How do you understand what your oncologist is saying when you’ve never heard any of these words before? More specifically, how do you make sense of these words being applied to you?
I certainly struggled to understand from the moment I heard “cancer.”
I made a lot of comprehension mistakes that hurt me during particularly vulnerable points in my care. One that still brings up all the emotions happened soon after I was told that my lung biopsy had returned with evidence of breast cancer. This information, which came as an awful, almost-physical blow to my husband and me, led to multiple additional tests and scans, a change from the early-stage clinical trial I had said “yes” to before I had officially been staged, and an even larger vocabulary I had to learn stat (to borrow a well-worn medical word).

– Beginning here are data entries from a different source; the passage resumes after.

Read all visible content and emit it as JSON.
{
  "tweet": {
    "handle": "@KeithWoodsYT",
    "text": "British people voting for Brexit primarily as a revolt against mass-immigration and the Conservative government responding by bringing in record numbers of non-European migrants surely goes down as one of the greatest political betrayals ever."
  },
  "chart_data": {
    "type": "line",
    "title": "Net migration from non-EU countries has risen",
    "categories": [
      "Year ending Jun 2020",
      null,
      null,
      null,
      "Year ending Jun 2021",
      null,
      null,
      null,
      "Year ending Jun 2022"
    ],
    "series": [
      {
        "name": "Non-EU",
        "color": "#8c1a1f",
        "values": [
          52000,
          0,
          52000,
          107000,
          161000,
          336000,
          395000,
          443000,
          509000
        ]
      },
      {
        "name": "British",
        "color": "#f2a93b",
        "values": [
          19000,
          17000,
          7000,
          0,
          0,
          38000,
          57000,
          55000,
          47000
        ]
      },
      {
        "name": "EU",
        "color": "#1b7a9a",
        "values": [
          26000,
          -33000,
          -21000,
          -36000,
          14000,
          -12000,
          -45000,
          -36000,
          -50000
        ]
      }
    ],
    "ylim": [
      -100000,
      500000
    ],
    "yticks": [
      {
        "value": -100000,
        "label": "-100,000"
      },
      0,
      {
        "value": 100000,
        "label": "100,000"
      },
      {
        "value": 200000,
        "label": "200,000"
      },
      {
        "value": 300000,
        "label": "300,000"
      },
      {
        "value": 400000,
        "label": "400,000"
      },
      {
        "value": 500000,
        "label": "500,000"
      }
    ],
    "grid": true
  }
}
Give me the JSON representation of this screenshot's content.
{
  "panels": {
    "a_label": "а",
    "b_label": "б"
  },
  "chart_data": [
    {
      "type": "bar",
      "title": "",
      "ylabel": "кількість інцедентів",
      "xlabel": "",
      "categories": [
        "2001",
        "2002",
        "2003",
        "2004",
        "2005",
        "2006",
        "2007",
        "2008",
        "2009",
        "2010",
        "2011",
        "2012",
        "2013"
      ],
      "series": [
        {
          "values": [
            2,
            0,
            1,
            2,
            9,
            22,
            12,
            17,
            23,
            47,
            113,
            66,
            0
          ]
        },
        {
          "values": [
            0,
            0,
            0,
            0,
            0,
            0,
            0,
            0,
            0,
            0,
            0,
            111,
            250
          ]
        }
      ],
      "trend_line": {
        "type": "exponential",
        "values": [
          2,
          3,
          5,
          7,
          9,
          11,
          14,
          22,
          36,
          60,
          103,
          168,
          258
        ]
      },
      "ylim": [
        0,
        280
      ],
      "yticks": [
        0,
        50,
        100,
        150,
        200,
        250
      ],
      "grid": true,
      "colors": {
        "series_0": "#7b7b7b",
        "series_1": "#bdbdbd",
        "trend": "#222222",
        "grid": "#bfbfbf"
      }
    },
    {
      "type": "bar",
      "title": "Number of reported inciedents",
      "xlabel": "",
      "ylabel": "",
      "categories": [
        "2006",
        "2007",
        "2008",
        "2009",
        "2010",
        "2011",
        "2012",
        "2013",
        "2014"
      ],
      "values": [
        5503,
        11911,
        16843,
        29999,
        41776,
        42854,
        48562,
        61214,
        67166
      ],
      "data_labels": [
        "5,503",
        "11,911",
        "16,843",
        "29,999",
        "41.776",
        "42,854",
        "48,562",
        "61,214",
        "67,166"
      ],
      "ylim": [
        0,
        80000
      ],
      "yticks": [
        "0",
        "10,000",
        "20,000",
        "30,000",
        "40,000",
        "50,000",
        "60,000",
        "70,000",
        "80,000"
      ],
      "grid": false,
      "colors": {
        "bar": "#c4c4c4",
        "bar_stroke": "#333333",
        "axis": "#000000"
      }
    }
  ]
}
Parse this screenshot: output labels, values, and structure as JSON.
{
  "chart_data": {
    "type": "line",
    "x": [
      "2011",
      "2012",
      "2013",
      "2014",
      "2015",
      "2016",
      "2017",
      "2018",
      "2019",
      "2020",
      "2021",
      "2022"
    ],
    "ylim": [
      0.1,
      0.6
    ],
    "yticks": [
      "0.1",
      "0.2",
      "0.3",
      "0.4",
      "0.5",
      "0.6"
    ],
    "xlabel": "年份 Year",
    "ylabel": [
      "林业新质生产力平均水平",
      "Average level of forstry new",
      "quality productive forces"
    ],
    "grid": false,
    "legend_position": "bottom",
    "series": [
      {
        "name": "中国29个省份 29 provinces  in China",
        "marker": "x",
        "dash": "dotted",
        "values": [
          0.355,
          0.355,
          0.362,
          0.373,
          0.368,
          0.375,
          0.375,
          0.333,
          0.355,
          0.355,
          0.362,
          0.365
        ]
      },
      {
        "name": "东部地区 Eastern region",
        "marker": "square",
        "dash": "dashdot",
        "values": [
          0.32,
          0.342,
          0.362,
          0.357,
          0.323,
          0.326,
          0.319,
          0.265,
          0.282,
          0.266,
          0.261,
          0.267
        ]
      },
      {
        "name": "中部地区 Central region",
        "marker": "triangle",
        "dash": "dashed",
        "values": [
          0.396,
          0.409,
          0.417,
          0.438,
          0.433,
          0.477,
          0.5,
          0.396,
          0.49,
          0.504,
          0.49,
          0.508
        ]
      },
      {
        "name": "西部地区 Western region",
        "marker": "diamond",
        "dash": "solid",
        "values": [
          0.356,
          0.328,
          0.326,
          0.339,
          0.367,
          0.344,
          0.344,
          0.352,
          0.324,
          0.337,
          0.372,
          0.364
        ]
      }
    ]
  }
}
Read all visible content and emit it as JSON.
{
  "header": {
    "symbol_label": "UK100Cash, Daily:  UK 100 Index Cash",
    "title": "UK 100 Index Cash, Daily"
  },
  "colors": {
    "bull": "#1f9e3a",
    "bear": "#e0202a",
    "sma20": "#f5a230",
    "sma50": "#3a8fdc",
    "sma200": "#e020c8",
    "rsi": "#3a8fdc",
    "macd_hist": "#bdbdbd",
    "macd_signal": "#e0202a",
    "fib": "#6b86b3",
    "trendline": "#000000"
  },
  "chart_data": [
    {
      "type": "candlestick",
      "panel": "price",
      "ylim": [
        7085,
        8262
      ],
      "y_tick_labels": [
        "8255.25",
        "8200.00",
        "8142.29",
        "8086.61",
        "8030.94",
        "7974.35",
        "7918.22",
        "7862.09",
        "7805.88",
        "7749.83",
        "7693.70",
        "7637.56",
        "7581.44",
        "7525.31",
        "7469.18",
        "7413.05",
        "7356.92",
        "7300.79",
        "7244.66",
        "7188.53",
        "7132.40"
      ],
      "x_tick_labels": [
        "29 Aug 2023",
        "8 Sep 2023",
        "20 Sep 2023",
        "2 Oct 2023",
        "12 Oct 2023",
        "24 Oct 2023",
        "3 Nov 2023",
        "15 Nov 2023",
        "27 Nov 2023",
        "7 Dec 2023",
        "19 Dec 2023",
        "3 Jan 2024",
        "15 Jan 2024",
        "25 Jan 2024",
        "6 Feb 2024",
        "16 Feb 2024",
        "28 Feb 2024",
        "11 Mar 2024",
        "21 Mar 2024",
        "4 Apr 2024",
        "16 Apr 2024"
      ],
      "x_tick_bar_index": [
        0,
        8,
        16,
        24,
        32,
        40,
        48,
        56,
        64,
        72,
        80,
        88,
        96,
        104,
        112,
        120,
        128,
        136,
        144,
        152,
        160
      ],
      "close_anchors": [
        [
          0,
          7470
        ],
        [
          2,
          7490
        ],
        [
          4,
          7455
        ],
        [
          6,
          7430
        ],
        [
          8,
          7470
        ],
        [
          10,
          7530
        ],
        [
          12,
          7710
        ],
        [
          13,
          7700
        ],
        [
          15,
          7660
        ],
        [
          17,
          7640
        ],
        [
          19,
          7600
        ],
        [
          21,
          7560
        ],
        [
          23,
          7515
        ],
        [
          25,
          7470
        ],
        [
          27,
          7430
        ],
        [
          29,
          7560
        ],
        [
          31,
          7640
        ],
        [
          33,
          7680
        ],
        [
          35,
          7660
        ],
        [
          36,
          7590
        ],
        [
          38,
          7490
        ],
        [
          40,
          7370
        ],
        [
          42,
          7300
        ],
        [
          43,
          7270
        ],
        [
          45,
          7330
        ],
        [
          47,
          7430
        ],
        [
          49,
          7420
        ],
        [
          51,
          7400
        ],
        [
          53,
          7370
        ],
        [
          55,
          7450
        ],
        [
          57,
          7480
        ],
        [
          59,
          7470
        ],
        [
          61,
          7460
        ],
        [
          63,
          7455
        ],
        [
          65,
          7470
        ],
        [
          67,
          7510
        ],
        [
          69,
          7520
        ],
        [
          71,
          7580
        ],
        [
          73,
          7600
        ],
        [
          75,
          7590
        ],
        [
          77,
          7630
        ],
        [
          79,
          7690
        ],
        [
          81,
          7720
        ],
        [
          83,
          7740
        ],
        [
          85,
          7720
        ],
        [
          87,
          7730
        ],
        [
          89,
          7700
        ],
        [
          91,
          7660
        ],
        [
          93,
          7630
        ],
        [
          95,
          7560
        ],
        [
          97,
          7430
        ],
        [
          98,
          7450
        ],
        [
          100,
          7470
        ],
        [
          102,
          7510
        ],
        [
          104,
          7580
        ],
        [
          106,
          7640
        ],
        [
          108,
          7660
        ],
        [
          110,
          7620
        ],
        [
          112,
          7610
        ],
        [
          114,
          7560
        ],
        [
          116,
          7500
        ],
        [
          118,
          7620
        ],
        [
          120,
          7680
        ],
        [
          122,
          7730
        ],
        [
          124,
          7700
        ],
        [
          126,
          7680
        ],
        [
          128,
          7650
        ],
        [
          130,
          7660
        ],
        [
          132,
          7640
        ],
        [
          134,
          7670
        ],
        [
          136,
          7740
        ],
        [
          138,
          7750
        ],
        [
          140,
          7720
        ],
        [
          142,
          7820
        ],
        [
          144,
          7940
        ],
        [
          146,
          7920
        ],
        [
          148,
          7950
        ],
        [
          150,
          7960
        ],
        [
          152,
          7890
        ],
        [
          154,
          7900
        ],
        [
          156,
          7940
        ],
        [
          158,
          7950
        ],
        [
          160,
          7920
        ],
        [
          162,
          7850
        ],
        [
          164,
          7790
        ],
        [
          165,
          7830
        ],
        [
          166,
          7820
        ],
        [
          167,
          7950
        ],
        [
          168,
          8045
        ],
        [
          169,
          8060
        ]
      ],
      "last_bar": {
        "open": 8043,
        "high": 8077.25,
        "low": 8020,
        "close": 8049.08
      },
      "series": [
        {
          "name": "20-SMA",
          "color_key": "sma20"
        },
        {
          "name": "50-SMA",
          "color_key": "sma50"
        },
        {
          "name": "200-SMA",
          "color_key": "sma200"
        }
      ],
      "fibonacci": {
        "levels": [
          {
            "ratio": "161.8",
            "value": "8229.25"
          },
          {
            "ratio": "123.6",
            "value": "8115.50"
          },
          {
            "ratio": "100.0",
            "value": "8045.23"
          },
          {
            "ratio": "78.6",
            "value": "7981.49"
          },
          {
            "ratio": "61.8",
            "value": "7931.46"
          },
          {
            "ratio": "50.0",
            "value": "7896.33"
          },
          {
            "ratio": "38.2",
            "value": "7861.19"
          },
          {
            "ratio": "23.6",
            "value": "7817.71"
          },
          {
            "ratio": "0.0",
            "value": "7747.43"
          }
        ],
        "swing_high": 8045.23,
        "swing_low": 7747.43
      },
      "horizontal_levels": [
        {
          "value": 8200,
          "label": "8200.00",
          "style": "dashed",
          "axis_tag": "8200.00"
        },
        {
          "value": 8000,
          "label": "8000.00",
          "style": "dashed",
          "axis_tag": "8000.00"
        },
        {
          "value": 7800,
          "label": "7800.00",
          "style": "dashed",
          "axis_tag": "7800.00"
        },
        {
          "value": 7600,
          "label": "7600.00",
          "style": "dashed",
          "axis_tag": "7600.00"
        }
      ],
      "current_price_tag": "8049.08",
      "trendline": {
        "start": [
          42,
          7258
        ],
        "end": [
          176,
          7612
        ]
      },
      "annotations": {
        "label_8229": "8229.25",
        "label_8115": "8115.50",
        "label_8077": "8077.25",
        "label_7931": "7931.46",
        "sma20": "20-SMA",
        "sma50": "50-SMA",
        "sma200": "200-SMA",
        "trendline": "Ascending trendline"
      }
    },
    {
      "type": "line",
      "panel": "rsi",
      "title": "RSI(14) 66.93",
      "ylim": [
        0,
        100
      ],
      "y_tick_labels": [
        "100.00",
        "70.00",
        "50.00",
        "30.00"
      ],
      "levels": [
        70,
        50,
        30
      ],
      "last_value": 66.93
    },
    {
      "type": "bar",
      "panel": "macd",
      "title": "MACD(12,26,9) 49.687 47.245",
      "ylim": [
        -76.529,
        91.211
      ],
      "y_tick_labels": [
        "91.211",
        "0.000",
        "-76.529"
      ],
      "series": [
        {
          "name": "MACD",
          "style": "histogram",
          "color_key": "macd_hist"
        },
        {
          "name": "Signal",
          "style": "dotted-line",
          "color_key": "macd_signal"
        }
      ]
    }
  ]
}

I can still remember having to fill out a single-page form prior to another CT scan. It asked, “What is the reason for this test?” I answered with what my paperwork said: Restaging.
Restaging? I felt a surge of relief and hope. Could I be “restaged” from stage 4? Was my oncologist looking to see if I wasn’t actually stage 4?
This is the world I lived in. A world where I didn’t understand much of what was happening to me. I didn’t know the words to use with my doctor to get to the information I actually needed.
I misunderstood a lot.
I didn’t even know that “restaging” could mean anything other than what it sounded like to me: a chance to restage me from stage 4 to something else (such as somewhere between stage 0 and stage 3). I didn’t search the term online, though I wish I had because understanding what the term meant for me could have saved me from more psychological pain later.
I like this definition of restaging: “Restaging CT scans have the potential to impact management by identifying new distant metastases ...” from an article in the International Journal of Surgery about colorectal cancer — it is straightforward about the purpose when cancer has metastasized.
In this world where I was wandering around, trying hard to get my bearings but unable to even find the map, let alone read it, there was a lot of fear, anxiety and renewed hopelessness with each misunderstanding.
Though my confusion about what restaging meant is possibly an extreme case of failure to communicate, the necessity of learning cancer vocabulary is not reserved just to me. I spend a lot of time thinking about how patients and doctors talk to each other and how it often seems to me like we don’t have a large-enough shared vocabulary — a problem that is especially challenging for people with advanced cancer.
I like it when I see new resources for people diagnosed with metastatic breast cancer because I will never forget what it was like to be tossed into a world where I couldn’t navigate without hurting myself. This morning I came across a useful tool for anyone with metastatic breast cancer, but maybe especially those who are newly diagnosed.
The mBC Dictionary was compiled by breastcancer.org and Pfizer, and it includes the 20 most-common terms searched by people on the breastcancer.org metastatic breast cancer pages. The dictionary can be easily found and downloaded as a PDF.
“Restaging” isn’t included (thankfully it didn’t make the top 20 cut-off) but I have experienced confusion about many of these words over the course of my treatment, and they are often topics of disagreement in support groups. Finding concise definitions for phrases and words we all hear or see is so useful for patients unfamiliar to this serious diagnosis.
Will this dictionary expand into other areas (clinical trial terminology comes to mind)? I hope it does, because it’s impossible to underestimate the value of good communication and better understanding when it comes to living with cancer. I speak from experience.